Aunque modificar la estructura federal y la desproporcionalidad legislativa argentinas es extremadamente difícil, sí es posible generar –con claridad de ideas, voluntad política y poder institucional– políticas públicas nacionales que alivien los efectos regresivos del federalismo. El estado nacional controla una serie de importantes partidas presupuestarias y decisiones regulatorias en sectores claves como inversión en infraestructura, educación universitaria, investigación científica, salud y educación, que, orientadas correctamente, tienen el potencial para promover el desarrollo económico y social de las regiones del país que hace décadas no lo generan endógenamente (a pesar de las generosas transferencias federales que reciben). En esto, como en todo, las instituciones deben ser analizadas en conjunto: el federalismo argentino interactúa de formas complejas con las reglas electorales, el poder legislativo nacional, el sistema de partidos, entre otras partes del sistema político argentino. Como nos recuerda Marcela Ternavasio en su ensayo, estos y otros males del federalismo argentino no son nuevos pero, como otros problemas de larga data en nuestro país –piénsese en la inflación, el estancamiento económico, la patrimonialización del estado–, nuestra joven democracia no ha todavía siquiera comenzado a resolverlos.
[1] Ver Gervasoni, Carlos. 2018. Hybrid Regimes within Democracies: Fiscal Federalism and Subnational Rentier States. Cambridge University Press. Para versiones más breves y en castellano, ver Gervasoni, Carlos. 2011. “Democracia, Autoritarismo e Hibridez en las Provincias Argentinas: La Medición y Causas de los Regímenes Subnacionales.” Journal of Democracy en Español, 3, y Gervasoni, Carlos. 2011. “Una Teoría Rentística de los Regímenes Subnacionales: Federalismo Fiscal, Democracia y Autoritarismo en las Provincias Argentinas”. Desarrollo Económico 50 (200).

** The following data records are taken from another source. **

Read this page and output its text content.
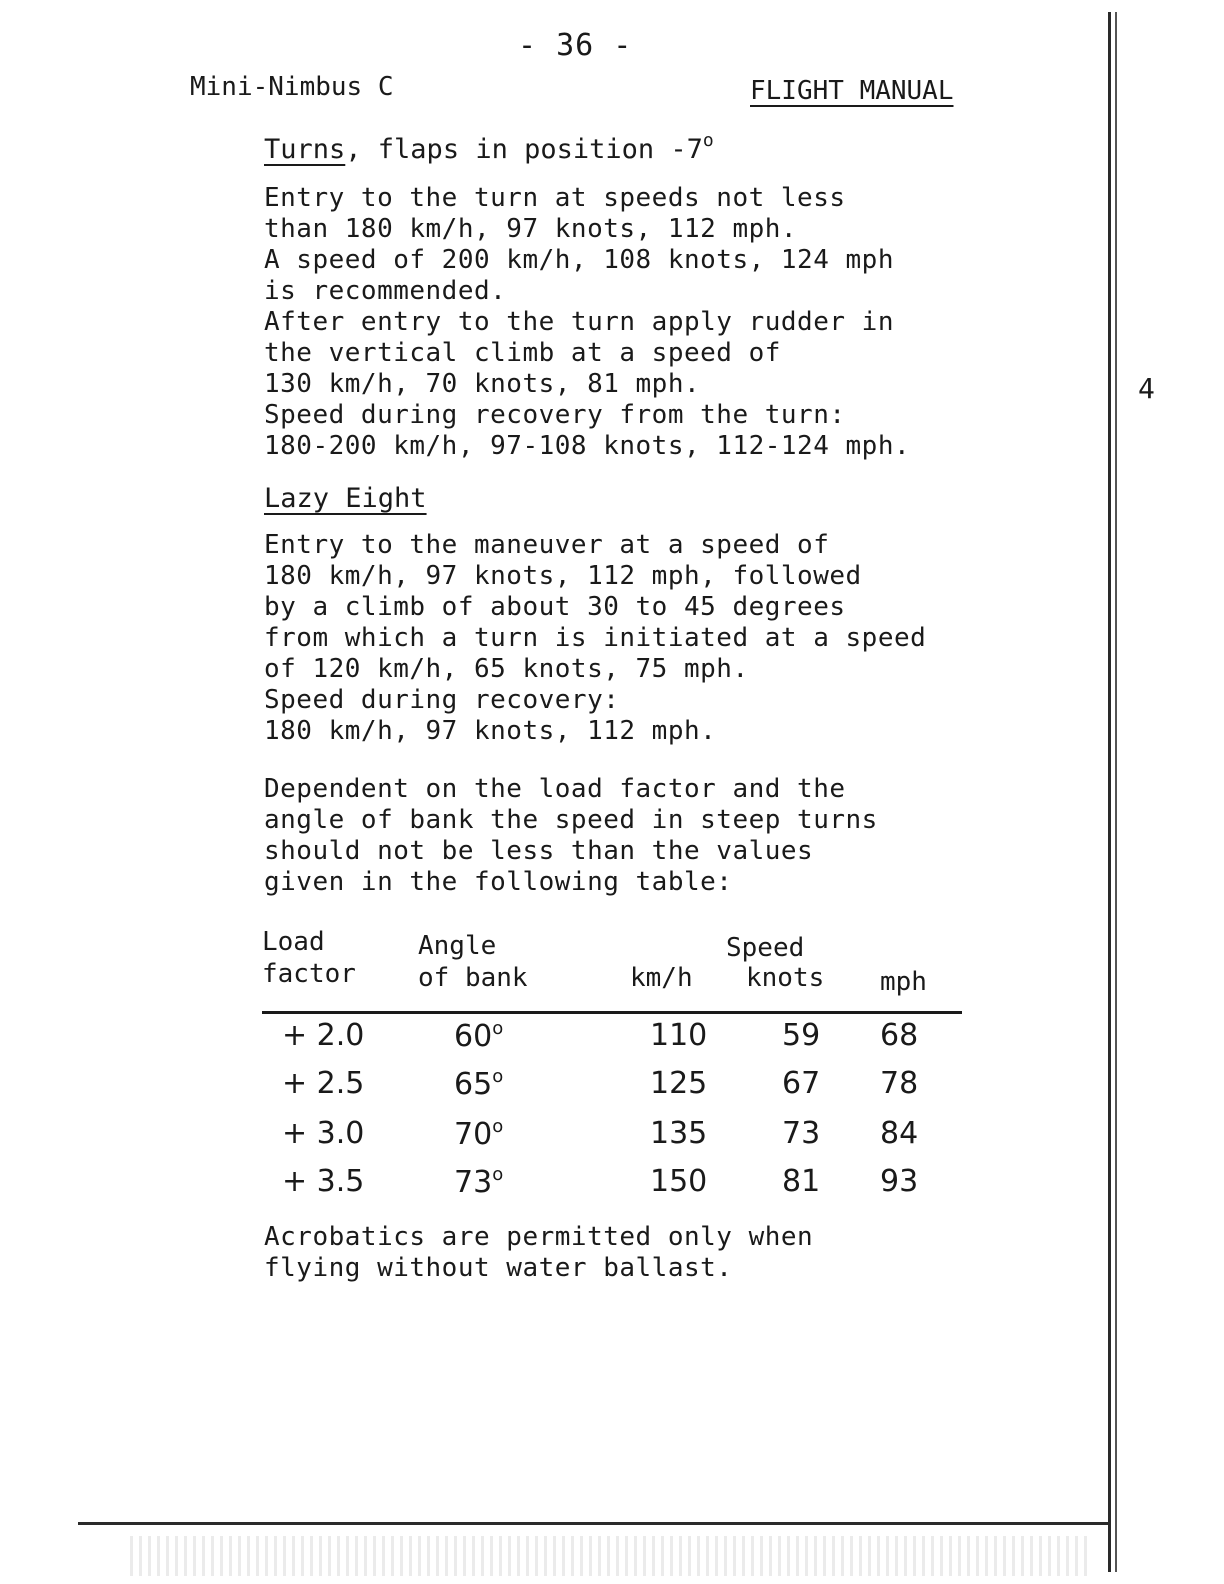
- 36 -
Mini-Nimbus C	FLIGHT MANUAL
Turns, flaps in position -7$^o$
Entry to the turn at speeds not less
than 180 km/h, 97 knots, 112 mph.
A speed of 200 km/h, 108 knots, 124 mph
is recommended.
After entry to the turn apply rudder in
the vertical climb at a speed of
130 km/h, 70 knots, 81 mph.
Speed during recovery from the turn:
180-200 km/h, 97-108 knots, 112-124 mph.
Lazy Eight
Entry to the maneuver at a speed of
180 km/h, 97 knots, 112 mph, followed
by a climb of about 30 to 45 degrees
from which a turn is initiated at a speed
of 120 km/h, 65 knots, 75 mph.
Speed during recovery:
180 km/h, 97 knots, 112 mph.
Dependent on the load factor and the
angle of bank the speed in steep turns
should not be less than the values
given in the following table:
Load
factor
Angle
of bank
Speed
km/h knots mph
+ 2.0	60$^o$	110 59 68
+ 2.5	65$^o$	125 67 78
+ 3.0	70$^o$	135 73 84
+ 3.5	73$^o$	150 81 93
Acrobatics are permitted only when
flying without water ballast.
4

[2] Por ejemplo ver Capello, Marcelo y Alberto Figueras. 2007. “Enfermedad holandesa en las jurisdicciones subnacionales: una explicación del estancamiento”. Cultura Económica 69 (25).
[3] Ardanaz, Martín y Carlos Scartascini. 2013. “Inequality and Personal Income Taxation: The Origins and Effects of Legislative Malapportionment”. Comparative Political Studies 46 (12).
[4] Beramendi, Pablo, Melissa Rogers and Albertoi Díaz-Cayeros. 2017. “Barriers to Egalitarianism: Distributive Tensions in Latin American Federations.” Latin American Research Review, 52 (4).